When the city’s Office of Labor Standards began looking into the allegations, Harrell contacted the city employee who was investigating the case to remind him that the council and mayor had the power to cut OLS’ budget. At various council meetings, Harrell called OLS’ investigators “extremely unprofessional” and their treatment of the Royal Esquire Club “horrible.” (The women eventually reached a financial settlement).
This year, KUOW reported that Harrell had directed his city council staff to do administrative work for the Royal Esquire Club, which lacked secretarial support at the time, including tasks like filling out insurance paperwork, collecting membership dues, and sending out invitations to fundraising events. (Harrell characterized this work as “constituent services.”)

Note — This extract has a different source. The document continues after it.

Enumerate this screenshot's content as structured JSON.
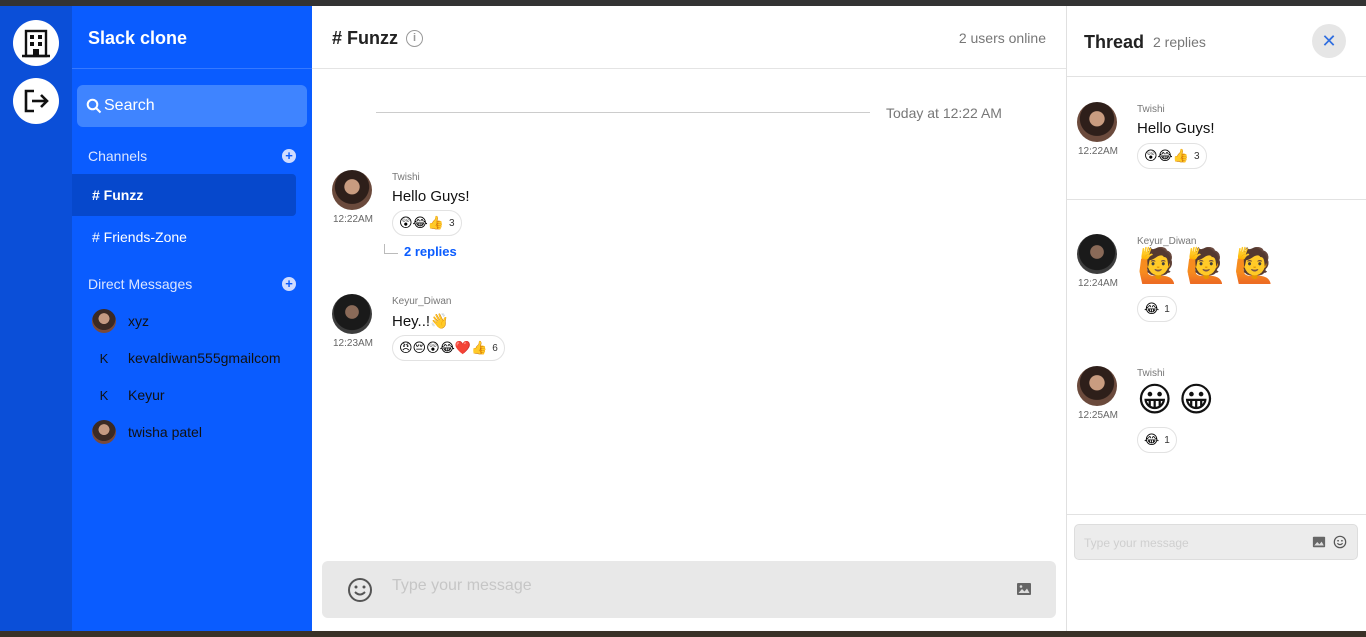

The EDI program funds organizations “working on anti-displacement efforts in high displacement risk neighborhoods.” According to a spokeswoman for Harrell, the club “is a historically significant gathering space for Seattle’s Black community, which has experienced well-reported displacement from the city and the loss of culturally significant spaces.”
Other projects that received EDI funding this year included an immigrant and refugee public market (African Community Housing & Development) the Khmer Community Center (Khmer Community Seattle King County, a birth and parenting center for Indigenous parents (Hummingbird Indigenous Family Services,) and a health care center for seniors on Beacon Hill (International Community Health Services).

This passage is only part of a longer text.